Besides, the simulation result also reveals significantly different activation states for various heads of a muscle branch (Table 4), which indicates different roles played by different heads of a muscle. Therefore, it is suggested that future researches avoid vague terms such as biceps, deltoids, but rather precisely down to the head of muscles.

Concerning the study of the muscle fatigue, an activation rate equal to 100% means the worker cannot keep this posture because his muscle capacities will decrease quickly. Conversely, a low activation rate means the worker can keep longer this posture. During usual tasks, it is often request to be under 20% of activation rate. So, for this task, only the L-M posture is feasible for drilling operations.

Indeed, if we compare the for the whole body, the estimated muscle activation, the L-C and H-C postures are mostly the same. However, for the L-C posture, maximal activation rate permits to the worker a short activity but not for the H-C posture.

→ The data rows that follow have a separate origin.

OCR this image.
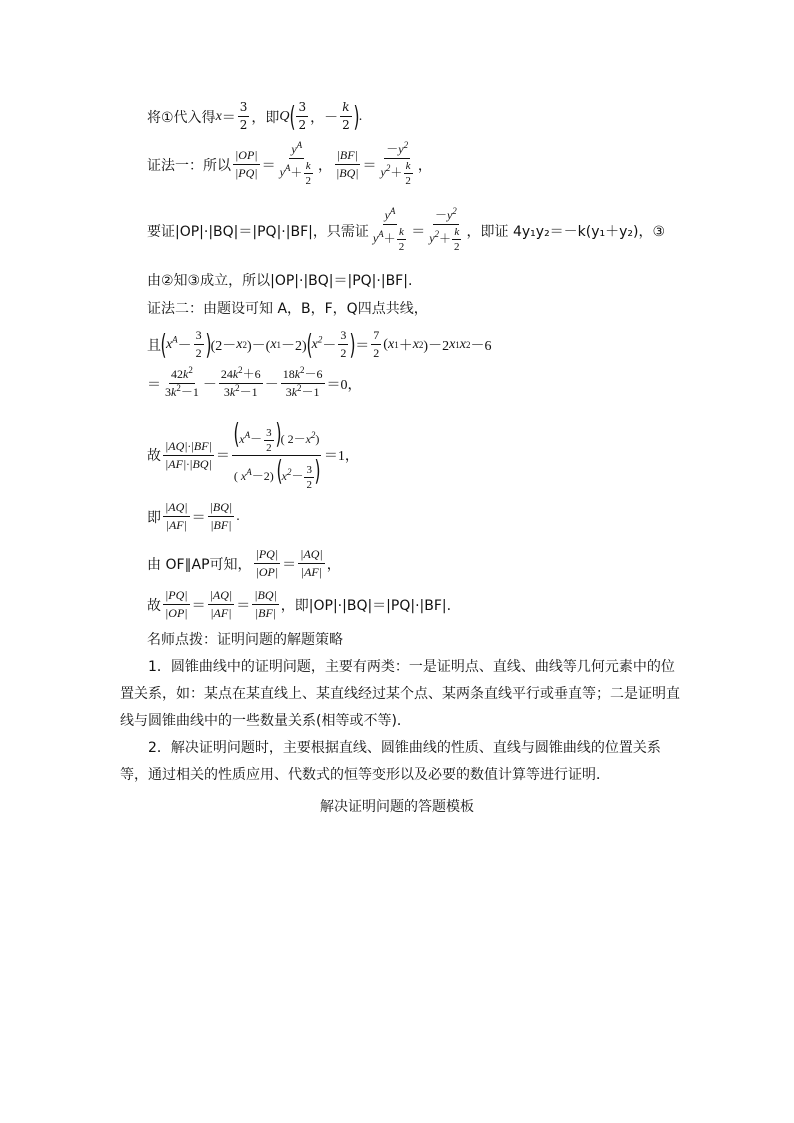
将①代入得 $x = \frac{3}{2}$ ，即 Q ( $\frac{3}{2}$ ，－ $\frac{k}{2}$ ) .
证法一：所以 $\frac{|OP|}{|PQ|} = \frac{y^A}{y^A+ \frac{k}{2}}$ ， $\frac{|BF|}{|BQ|} = \frac{-y^2}{y^2+ \frac{k}{2}}$ ，
要证|OP|·|BQ|＝|PQ|·|BF|，只需证 $\frac{y^A}{y^A+ \frac{k}{2}} = \frac{-y^2}{y^2+ \frac{k}{2}}$ ，即证 4y₁y₂＝－k(y₁＋y₂)，③
由②知③成立，所以|OP|·|BQ|＝|PQ|·|BF|.
证法二：由题设可知 A，B，F，Q四点共线，
且 ( $x^A - \frac{3}{2}$ ) (2－ x 2 )－( x 1 －2) ( $x^2 - \frac{3}{2}$ ) ＝ $\frac{7}{2}$ ( x 1 ＋ x 2 )－2 x 1 x 2 －6
＝ $\frac{42k^2}{3k^2-1} - \frac{24k^2+6}{3k^2-1} - \frac{18k^2-6}{3k^2-1} =0$，
故 $\frac{|AQ|\cdot|BF|}{|AF|\cdot|BQ|} = \frac{(x^A- \frac{3}{2} )( 2-x^2)}{( x^A-2) (x^2- \frac{3}{2} )} =1$，
即 $\frac{|AQ|}{|AF|} = \frac{|BQ|}{|BF|}$ .
由 OF∥AP可知， $\frac{|PQ|}{|OP|} = \frac{|AQ|}{|AF|}$ ，
故 $\frac{|PQ|}{|OP|} = \frac{|AQ|}{|AF|} = \frac{|BQ|}{|BF|}$ ，即|OP|·|BQ|＝|PQ|·|BF|.
名师点拨：证明问题的解题策略
1．圆锥曲线中的证明问题，主要有两类：一是证明点、直线、曲线等几何元素中的位置关系，如：某点在某直线上、某直线经过某个点、某两条直线平行或垂直等；二是证明直线与圆锥曲线中的一些数量关系(相等或不等)．
2．解决证明问题时，主要根据直线、圆锥曲线的性质、直线与圆锥曲线的位置关系等，通过相关的性质应用、代数式的恒等变形以及必要的数值计算等进行证明．
解决证明问题的答题模板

This last remark permits us to write a future optimization problem: minimize the whole body muscle activation under constraint to the maximal value of local muscle activation. This problem need to find new realistic human postures and the computation of the inverse dynamic model at any steeps of the computation to determine new muscle activation rates.

6 Conclusions and Future Works

This research introduces a full-chain OpenSim model. It consists of 45 body segments, 424 muscles and 39 degrees of freedom. This model was used to simulate an overhead drilling task. Results suggest that beside of shoulder elevation moment, shoulder rotation moment is also considerable during overhead drilling; and back muscles play an important role. In addition, the total muscle activations vary markedly with different postures for this task. Conclusions are drawn that the full-chain OpenSim model facilities biomechanical analysis in three aspects: (i) a comprehensive estimation of multi-degree-of-freedom joints’ moments; (ii) understanding how the muscles across body cooperate in motions; (iii) optimizing working posture in view of total muscle efforts.

Future works will be done to optimize working postures under constraint of maximal muscle activity to minimize the worker fatigue or to adjust the behavior of exosqueleton mechanism attached to the worker. Indeed, a local assistant can remove local muscle constraint but increase the muscle activity, for another part body, and yields to new musculosqueleton disorder. Thus, the full-body muscle model with a motion capture system can also predict the dynamic muscle endurance times for complex task where many muscles are activated to produce the motion.